Property rights. The right to decide the what, who, and hows involving your property (your body is your property).
Also, the reporters can be there, since it was a public meeting which is implied consent for everybody to attend. That consent lasts up until the point they are told to leave, which they weren't (like how the reporter informs the touchy feely guy to stop touching him). By giving notice, you make it easier to prove intent in court if they don't comply, gain cause for certain actions like calling the police, etc. And a lack of notice is evidence of continued consent. They were neither told to leave nor that cameras weren't allowed. There's consent in their favor all over that video, and no evidence of trespassing.
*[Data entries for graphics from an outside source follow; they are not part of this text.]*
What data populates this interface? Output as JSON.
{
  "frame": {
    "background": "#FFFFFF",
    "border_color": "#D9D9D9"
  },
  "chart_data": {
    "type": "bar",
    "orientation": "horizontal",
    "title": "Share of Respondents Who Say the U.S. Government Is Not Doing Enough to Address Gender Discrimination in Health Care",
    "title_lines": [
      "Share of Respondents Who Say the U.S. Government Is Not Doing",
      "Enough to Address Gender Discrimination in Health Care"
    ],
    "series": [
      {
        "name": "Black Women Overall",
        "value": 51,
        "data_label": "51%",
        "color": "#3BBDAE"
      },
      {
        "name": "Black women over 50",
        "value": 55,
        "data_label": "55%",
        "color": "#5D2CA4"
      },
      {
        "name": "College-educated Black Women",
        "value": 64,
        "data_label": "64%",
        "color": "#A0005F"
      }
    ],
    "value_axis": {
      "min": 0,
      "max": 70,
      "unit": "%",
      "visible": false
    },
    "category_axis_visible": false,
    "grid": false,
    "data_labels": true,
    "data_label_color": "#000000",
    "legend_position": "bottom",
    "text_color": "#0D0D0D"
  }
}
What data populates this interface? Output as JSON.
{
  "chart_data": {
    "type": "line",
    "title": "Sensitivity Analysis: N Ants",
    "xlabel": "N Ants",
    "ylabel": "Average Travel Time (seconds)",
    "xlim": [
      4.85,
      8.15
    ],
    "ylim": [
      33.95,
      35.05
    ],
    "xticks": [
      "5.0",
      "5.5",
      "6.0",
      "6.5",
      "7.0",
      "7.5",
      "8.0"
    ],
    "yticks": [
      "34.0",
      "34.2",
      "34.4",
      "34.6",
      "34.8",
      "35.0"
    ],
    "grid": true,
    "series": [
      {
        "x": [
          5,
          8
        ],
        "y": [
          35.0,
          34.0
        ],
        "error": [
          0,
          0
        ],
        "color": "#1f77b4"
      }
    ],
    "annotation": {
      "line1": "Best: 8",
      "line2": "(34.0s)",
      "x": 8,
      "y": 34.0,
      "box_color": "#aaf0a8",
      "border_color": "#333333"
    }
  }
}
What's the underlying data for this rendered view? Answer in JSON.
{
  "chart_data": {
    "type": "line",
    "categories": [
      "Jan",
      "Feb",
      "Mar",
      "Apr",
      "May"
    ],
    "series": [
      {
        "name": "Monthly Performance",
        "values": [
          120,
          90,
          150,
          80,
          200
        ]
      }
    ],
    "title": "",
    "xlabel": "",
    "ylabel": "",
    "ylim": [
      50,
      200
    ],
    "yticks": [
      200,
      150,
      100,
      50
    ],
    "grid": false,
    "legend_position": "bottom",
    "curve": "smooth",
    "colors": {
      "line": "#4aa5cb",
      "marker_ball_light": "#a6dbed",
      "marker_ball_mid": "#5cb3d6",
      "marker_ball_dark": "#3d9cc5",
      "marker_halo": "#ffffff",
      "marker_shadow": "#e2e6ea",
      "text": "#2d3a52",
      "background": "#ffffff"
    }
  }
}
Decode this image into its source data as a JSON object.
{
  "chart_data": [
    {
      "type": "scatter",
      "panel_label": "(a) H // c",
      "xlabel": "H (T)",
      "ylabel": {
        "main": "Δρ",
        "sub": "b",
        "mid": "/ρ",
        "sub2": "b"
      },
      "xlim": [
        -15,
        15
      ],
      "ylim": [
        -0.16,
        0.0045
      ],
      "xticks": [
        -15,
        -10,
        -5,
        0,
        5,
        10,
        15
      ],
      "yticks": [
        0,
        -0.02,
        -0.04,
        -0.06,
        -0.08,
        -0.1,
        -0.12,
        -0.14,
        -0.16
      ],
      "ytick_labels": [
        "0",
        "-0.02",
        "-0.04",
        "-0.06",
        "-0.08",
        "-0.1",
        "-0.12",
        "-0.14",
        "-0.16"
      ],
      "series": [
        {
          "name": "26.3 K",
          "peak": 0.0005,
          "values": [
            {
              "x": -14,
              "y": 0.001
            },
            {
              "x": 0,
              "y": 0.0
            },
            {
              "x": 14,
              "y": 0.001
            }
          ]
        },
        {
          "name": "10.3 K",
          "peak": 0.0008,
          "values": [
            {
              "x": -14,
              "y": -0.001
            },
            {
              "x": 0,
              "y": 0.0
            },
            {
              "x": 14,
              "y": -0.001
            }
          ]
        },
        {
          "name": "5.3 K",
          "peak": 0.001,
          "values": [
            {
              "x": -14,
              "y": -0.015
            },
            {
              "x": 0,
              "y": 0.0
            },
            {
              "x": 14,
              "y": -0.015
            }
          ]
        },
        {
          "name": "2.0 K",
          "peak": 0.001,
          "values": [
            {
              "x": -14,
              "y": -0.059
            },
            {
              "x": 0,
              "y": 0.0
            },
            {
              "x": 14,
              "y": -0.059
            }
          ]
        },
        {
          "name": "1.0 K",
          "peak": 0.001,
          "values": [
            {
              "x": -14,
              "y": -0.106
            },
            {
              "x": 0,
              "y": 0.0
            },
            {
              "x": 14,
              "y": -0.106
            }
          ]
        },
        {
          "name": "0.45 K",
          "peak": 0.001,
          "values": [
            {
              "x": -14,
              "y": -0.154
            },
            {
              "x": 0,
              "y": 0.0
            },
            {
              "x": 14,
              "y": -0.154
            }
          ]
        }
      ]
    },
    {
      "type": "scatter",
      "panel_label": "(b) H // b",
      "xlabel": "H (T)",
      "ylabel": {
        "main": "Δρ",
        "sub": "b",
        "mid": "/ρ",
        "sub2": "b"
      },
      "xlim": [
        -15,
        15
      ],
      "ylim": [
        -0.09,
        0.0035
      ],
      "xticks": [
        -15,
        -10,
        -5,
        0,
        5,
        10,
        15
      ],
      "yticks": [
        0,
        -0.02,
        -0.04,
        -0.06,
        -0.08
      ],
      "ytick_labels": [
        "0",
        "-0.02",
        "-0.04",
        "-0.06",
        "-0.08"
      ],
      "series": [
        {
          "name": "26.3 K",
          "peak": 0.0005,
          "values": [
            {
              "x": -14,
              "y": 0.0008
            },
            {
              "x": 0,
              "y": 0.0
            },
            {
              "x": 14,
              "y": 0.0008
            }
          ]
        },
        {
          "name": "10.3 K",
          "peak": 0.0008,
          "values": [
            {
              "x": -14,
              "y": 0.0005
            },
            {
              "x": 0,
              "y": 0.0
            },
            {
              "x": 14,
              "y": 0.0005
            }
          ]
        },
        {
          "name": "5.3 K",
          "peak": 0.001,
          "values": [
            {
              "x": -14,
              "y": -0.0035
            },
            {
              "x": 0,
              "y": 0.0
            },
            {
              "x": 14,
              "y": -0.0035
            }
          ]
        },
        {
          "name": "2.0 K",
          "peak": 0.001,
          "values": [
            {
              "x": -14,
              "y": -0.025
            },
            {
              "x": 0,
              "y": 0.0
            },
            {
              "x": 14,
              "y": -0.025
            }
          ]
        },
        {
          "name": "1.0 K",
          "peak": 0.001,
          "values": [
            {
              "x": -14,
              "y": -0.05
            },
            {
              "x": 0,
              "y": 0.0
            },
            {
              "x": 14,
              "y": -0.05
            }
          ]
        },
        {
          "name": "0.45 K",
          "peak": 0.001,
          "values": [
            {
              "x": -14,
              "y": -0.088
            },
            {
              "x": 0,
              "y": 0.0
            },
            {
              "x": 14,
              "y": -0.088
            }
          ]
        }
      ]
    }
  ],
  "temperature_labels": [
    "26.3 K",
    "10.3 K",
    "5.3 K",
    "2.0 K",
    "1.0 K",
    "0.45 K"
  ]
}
It'd be like advertising an open house in the newspaper plus your front yard, not stopping people from walking through your open front door, then claiming you can sue those who show up for trespassing. You won't win that. The only way you win that is by asking someone to leave, and if they don't leave, then you got them.
And you're right, those people aren't answerable to them. Which is why they have the right to completely ignore every question he asked and generally act like he doesn't exist. Thing is, they didn't exercise it and chose to answer him. Being an investigative reporter and based on the video, he acts like he knows how to avoid a lawsuit which would have made the above possible for them to achieve (he never intentionally impeded the woman's progress or touched anyone, other than the one time he defended himself, announced consent, kept their 2nd camera on touchy feely guy/reporter for evidence against any claims, etc).